Again, we always try and multi-task so that what we do for a bioterrorism product is going to feed into our overall improvement for any product in that area. We take our marching orders if you will from the Department, and that is appropriate. They are organizing all the agencies. They have seen fit to provide us with some additional pots of money to deal with emerging infectious diseases and bioterrorism products, or products designed to deal with bioterrorism. So in a sense, by having bioterrorism or bioterrorism relevant activities, we are dealing with the priorities that HHS has set for us, which are appropriate.

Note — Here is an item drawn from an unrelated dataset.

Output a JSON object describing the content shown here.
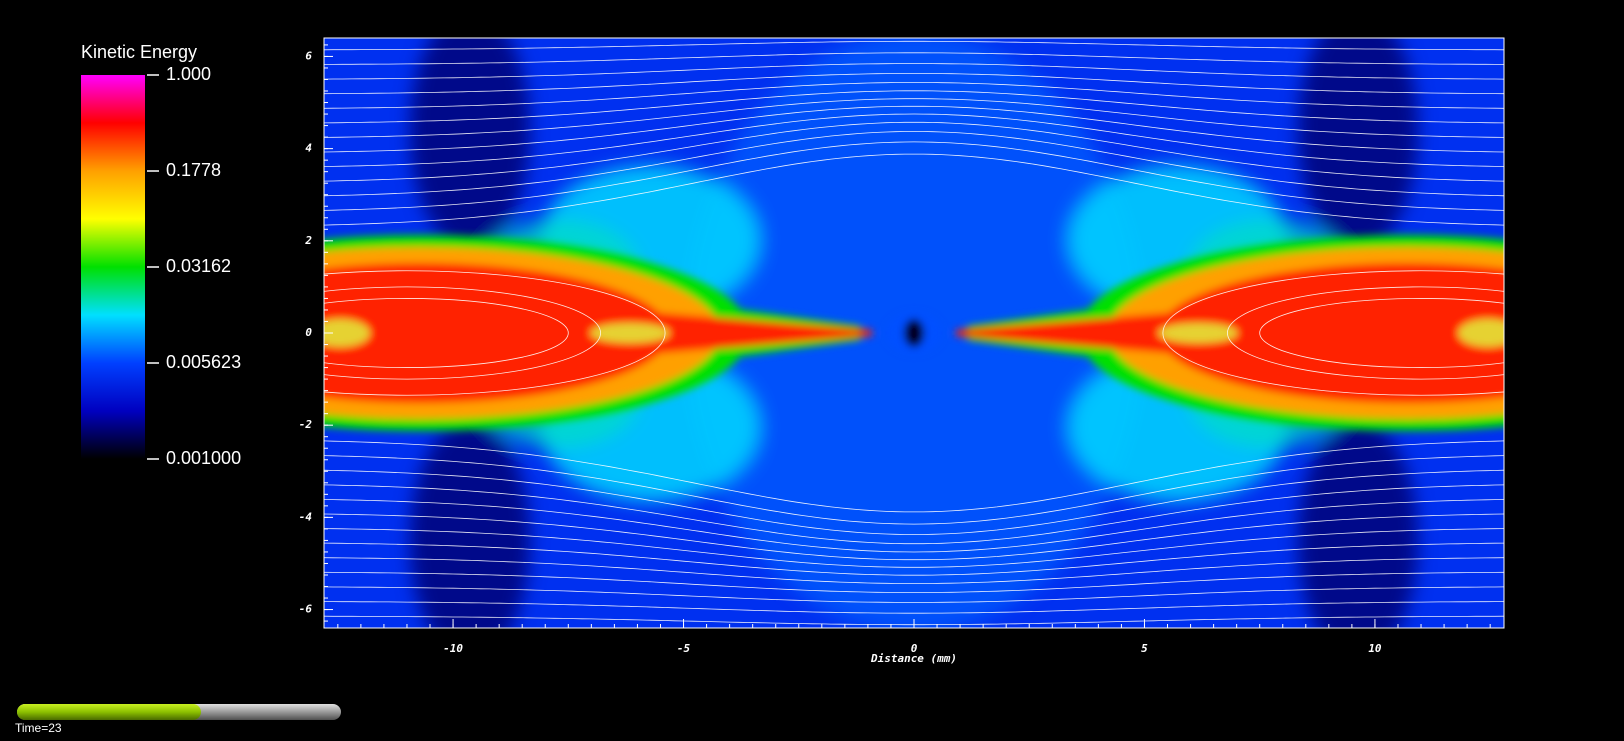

This is part of the problem with trying to be specific. Sometimes there are proprietary issues, and we can't delve into the details. But be assured that when we do this, some long term value is always sought, so that we always align some greater technological advance that will help a range of products, while we are dealing with a specific bioterrorism product. For example, our regular flu program, yearly flu program, has benefitted from having funds for the pandemic flu program. We were able to create a BSL-3 plus devoted to influenza because we had those funds.

So I understand completely what you are saying. We try and make sure we get a good bang for the buck.

DR. ALLEN: I know you do.

DR. ALTER: Good comment. One way you might save some money would be to turn the air conditioning down.

DR. CARBONE: I agree. My nose is cold.

DR. ALLEN: This is the second request for that. This is a private facility. The downside to that, Harvey, is that we did that yesterday morning, and by mid-afternoon, the temperature in here was -- Dr. Strong.

DR. STRONG: I get the feeling that we can probably keep you up here all day long. Obviously there is a lot of interest in policy, and we are going to be getting to the science.

We got on the subject to bioterrorism. The sister agency is CDC, and we have mentioned NIH. What is the interface with CDC relative to the kinds of things we just talked about?

DR. CARBONE: There is a tremendous amount of interaction, if you will. CDC is often oriented more oriented towards surveillance and diagnosis. We would be relied upon to deal with the products needed when something was identified; we have to be prepared with the products.

I think a good example of a collaborative effort was, when SARS was identified as a problem by public health agencies, we met with the CDC and talked about -- as the isolates came in and they were interested in distributing an isolate to various potential sponsors for manufacturing a vaccine, they met with the FDA. We talked about the kind of GMP, the kind of history of the virus itself, the tracking of the virus, making the virus stock, how to do that in such a way that the virus they distribute could legitimately for our purposes serve as a vaccine seed or at least, a vaccine reference. That is a tremendous time saver in the collaboration.